I like Bicester because, with its faux New-England clapboard buildings and Disneyesque atmosphere, it reminds me of the Grove in LA. Both offer a similar shopping experience, but for me the Grove has the edge because it has a 14-screen cinema and a fountain that dances to Lionel Ritchie. If Bicester’s going to be up there with the world’s greatest malls, I’d suggest it gets itself a dancing fountain.
People get sneery about these places with their manicured lawns and chain names, thinking them bland and sanitised. But living in East London, bland and sanitised is a real treat (yes, I’m sorry, I liked it when they did up Spitalfields.)
In fact, my only objection to Bicester was the range of stuff on offer, which was a) horrible, and b) not very heavily discounted (I think that Tod’s sign was a lie.) I miss the old days when it first opened, when Whistles and DKNY were pretty well the only brands of note, but they were practically giving it to you.
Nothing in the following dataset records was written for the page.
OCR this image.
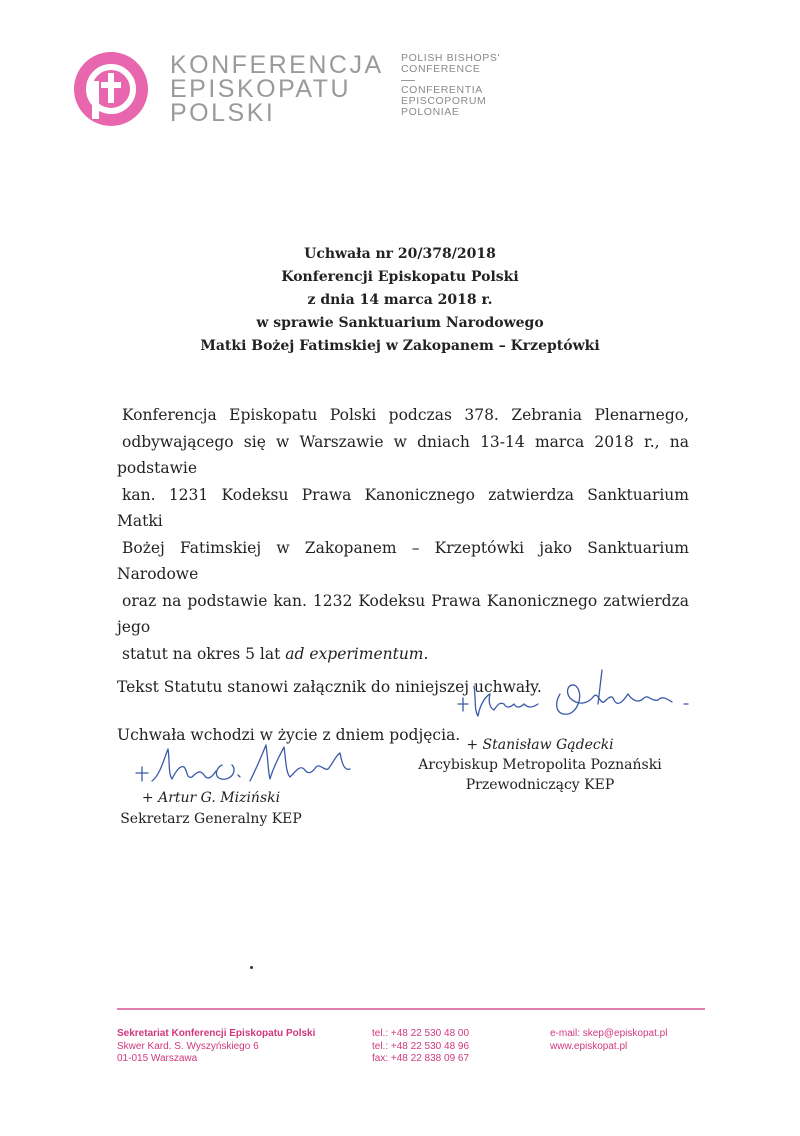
KONFERENCJA
EPISKOPATU
POLSKI
POLISH BISHOPS'
CONFERENCE
CONFERENTIA
EPISCOPORUM
POLONIAE
Uchwała nr 20/378/2018
Konferencji Episkopatu Polski
z dnia 14 marca 2018 r.
w sprawie Sanktuarium Narodowego
Matki Bożej Fatimskiej w Zakopanem – Krzeptówki

Konferencja Episkopatu Polski podczas 378. Zebrania Plenarnego,
odbywającego się w Warszawie w dniach 13-14 marca 2018 r., na podstawie
kan. 1231 Kodeksu Prawa Kanonicznego zatwierdza Sanktuarium Matki
Bożej Fatimskiej w Zakopanem – Krzeptówki jako Sanktuarium Narodowe
oraz na podstawie kan. 1232 Kodeksu Prawa Kanonicznego zatwierdza jego
statut na okres 5 lat ad experimentum.

Tekst Statutu stanowi załącznik do niniejszej uchwały.

Uchwała wchodzi w życie z dniem podjęcia.

+ Stanisław Gądecki
Arcybiskup Metropolita Poznański
Przewodniczący KEP
+ Artur G. Miziński
Sekretarz Generalny KEP
Sekretariat Konferencji Episkopatu Polski
Skwer Kard. S. Wyszyńskiego 6
01-015 Warszawa
tel.: +48 22 530 48 00
tel.: +48 22 530 48 96
fax: +48 22 838 09 67
e-mail: skep@episkopat.pl
www.episkopat.pl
Today it’s all £900 Jimmy Choo handbags reduced to £600. Which is still a lot of money for a shiny great vulgar lump of leather.
But you can’t be a brand snob at Bicester. You may think Dolce cheesy and Dior naff, but lurking in the bargain bins at either, you might find a beautifully made, logo-free jumper for 20 quid. It pays to keep an open mind. Which is how I came to find myself going home with a blazer from (cough, splutter) Jack Wills.